By Dec. 26, the impact probability had risen to one chance in 38. What the plotters needed was a "precovery," an overlooked observation from before Tholen's initial June fixes to yield a more precise orbital solution.

In Tucson, astronomers at the Spacewatch Project, at the University of Arizona's Lunar and Planetary Laboratory, started searching their archive. Spacewatch has been surveying the solar system for 20 years, and precovery is a specialty.

"We store [our images] on DVDs," Spacewatch leader Robert S. McMillan said. "If there's something that wasn't automatically sorted by our software, we can usually find it -- if we were looking in the right place at the right time."

They were. On Dec. 27, Spacewatch astronomers Jeffrey Larsen and Anne Descour found 2004 MN4 in a series of images taken March 15, more than three months before Tholen's sighting. They passed the word to JPL, which issued a news bulletin: "An Earth impact on 13 April 2029 can now be ruled out."
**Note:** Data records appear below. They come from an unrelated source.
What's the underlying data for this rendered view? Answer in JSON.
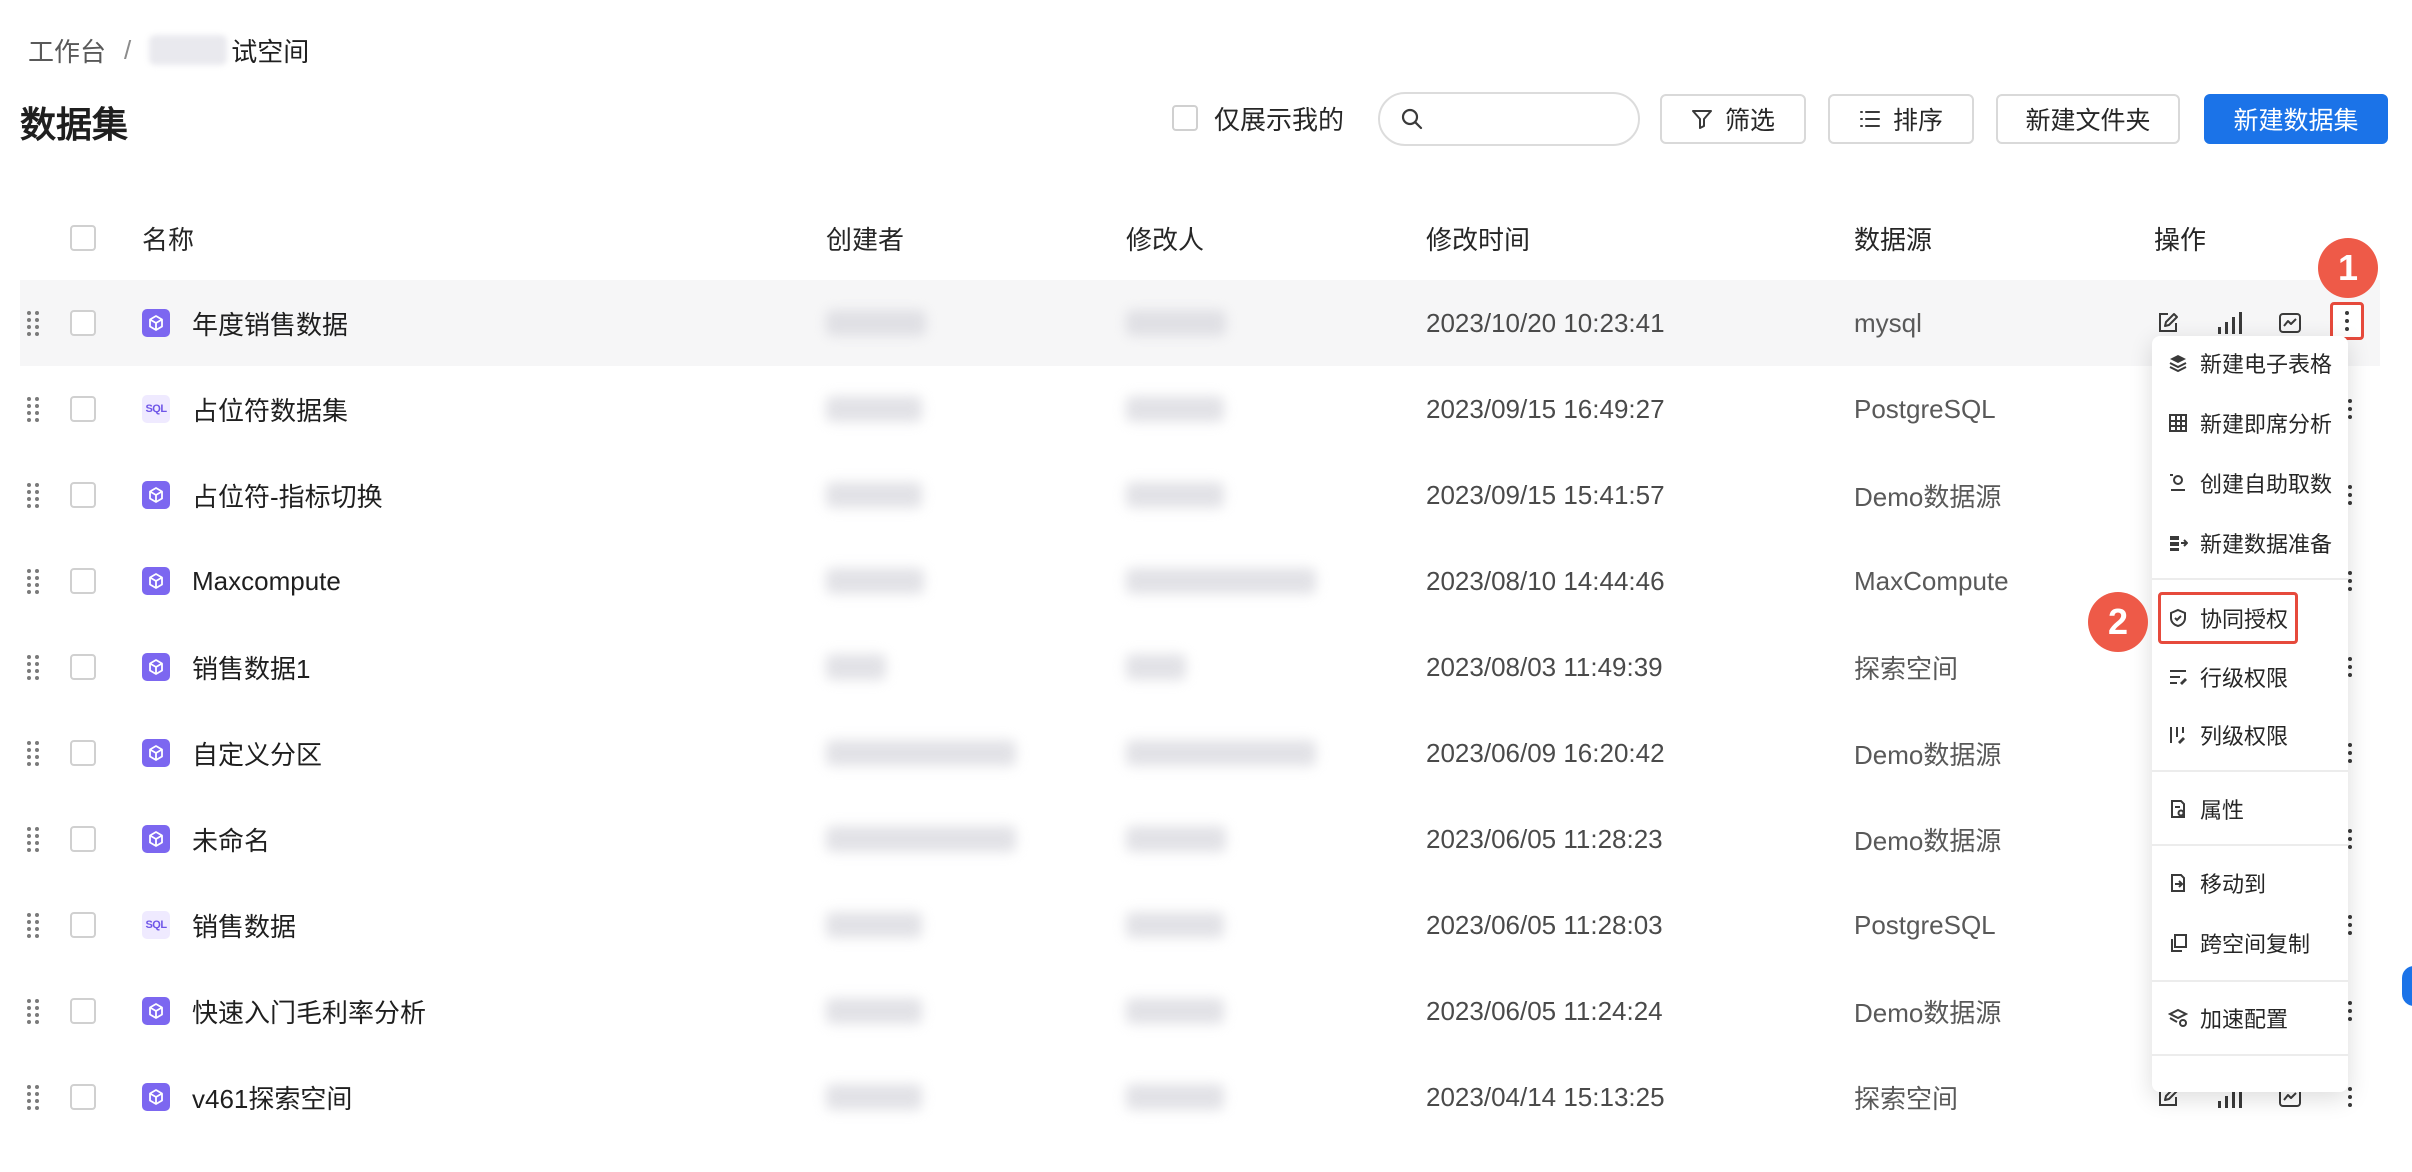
{
  "breadcrumb": {
    "home": "工作台",
    "separator": "/",
    "space_suffix": "试空间"
  },
  "page": {
    "title": "数据集"
  },
  "toolbar": {
    "only_mine": "仅展示我的",
    "search_placeholder": "",
    "filter": "筛选",
    "sort": "排序",
    "new_folder": "新建文件夹",
    "new_dataset": "新建数据集"
  },
  "table": {
    "headers": {
      "name": "名称",
      "creator": "创建者",
      "modifier": "修改人",
      "time": "修改时间",
      "source": "数据源",
      "ops": "操作"
    },
    "rows": [
      {
        "name": "年度销售数据",
        "icon": "cube-icon",
        "time": "2023/10/20 10:23:41",
        "source": "mysql"
      },
      {
        "name": "占位符数据集",
        "icon": "sql-icon",
        "time": "2023/09/15 16:49:27",
        "source": "PostgreSQL"
      },
      {
        "name": "占位符-指标切换",
        "icon": "cube-icon",
        "time": "2023/09/15 15:41:57",
        "source": "Demo数据源"
      },
      {
        "name": "Maxcompute",
        "icon": "cube-icon",
        "time": "2023/08/10 14:44:46",
        "source": "MaxCompute"
      },
      {
        "name": "销售数据1",
        "icon": "cube-icon",
        "time": "2023/08/03 11:49:39",
        "source": "探索空间"
      },
      {
        "name": "自定义分区",
        "icon": "cube-icon",
        "time": "2023/06/09 16:20:42",
        "source": "Demo数据源"
      },
      {
        "name": "未命名",
        "icon": "cube-icon",
        "time": "2023/06/05 11:28:23",
        "source": "Demo数据源"
      },
      {
        "name": "销售数据",
        "icon": "sql-icon",
        "time": "2023/06/05 11:28:03",
        "source": "PostgreSQL"
      },
      {
        "name": "快速入门毛利率分析",
        "icon": "cube-icon",
        "time": "2023/06/05 11:24:24",
        "source": "Demo数据源"
      },
      {
        "name": "v461探索空间",
        "icon": "cube-icon",
        "time": "2023/04/14 15:13:25",
        "source": "探索空间"
      }
    ]
  },
  "icon_labels": {
    "sql": "SQL"
  },
  "menu": {
    "new_spreadsheet": "新建电子表格",
    "new_adhoc": "新建即席分析",
    "self_service": "创建自助取数",
    "data_prep": "新建数据准备",
    "collab_auth": "协同授权",
    "row_perm": "行级权限",
    "col_perm": "列级权限",
    "properties": "属性",
    "move_to": "移动到",
    "cross_copy": "跨空间复制",
    "accel_config": "加速配置"
  },
  "callouts": {
    "one": "1",
    "two": "2"
  },
  "colors": {
    "primary": "#1b73e8",
    "callout": "#ee5a48",
    "dataset_icon": "#7c67f0"
  }
}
Since then, astronomers have continued to observe 2004 MN4 whenever possible, but most of the time it is obscured.

"It would be awfully nice to have information so we don't get surprised," said Schweickart, who advocates flying a small interceptor mission to plant a transponder on 2004 MN4 that would constantly radio its location, tagging it like a grizzly bear. "Our favorite little asteroid might provide enough reality here to provoke people. Maybe we should get serious."

Comment: Indeed. If there is one major characteristic of the search for near-Earth objects (NEO's), it is that the more that "experts" look into the problem, the less they seem to actually understand. There are a huge number of untracked NEO's flying around the BBM. If one tracked NEO can surprise and defy scientists' predictions, what about the other few hundred thousand?

One of the reasons we created our Signs Meteor, Fireball, and NEO Supplement was to demonstrate that there have been numerous reports of near-Earth objects streaking down upon the Earth in recent days. The reports that comprise the supplement are readily available to the masses - and therefore the scientists who are supposed to be tracking NEO's, as well. Given the research into maximum sustainable population (see above), it would appear that those in power have a plan to deal with potential impending cataclysmic changes, and it does not involve notifying any of us in advance.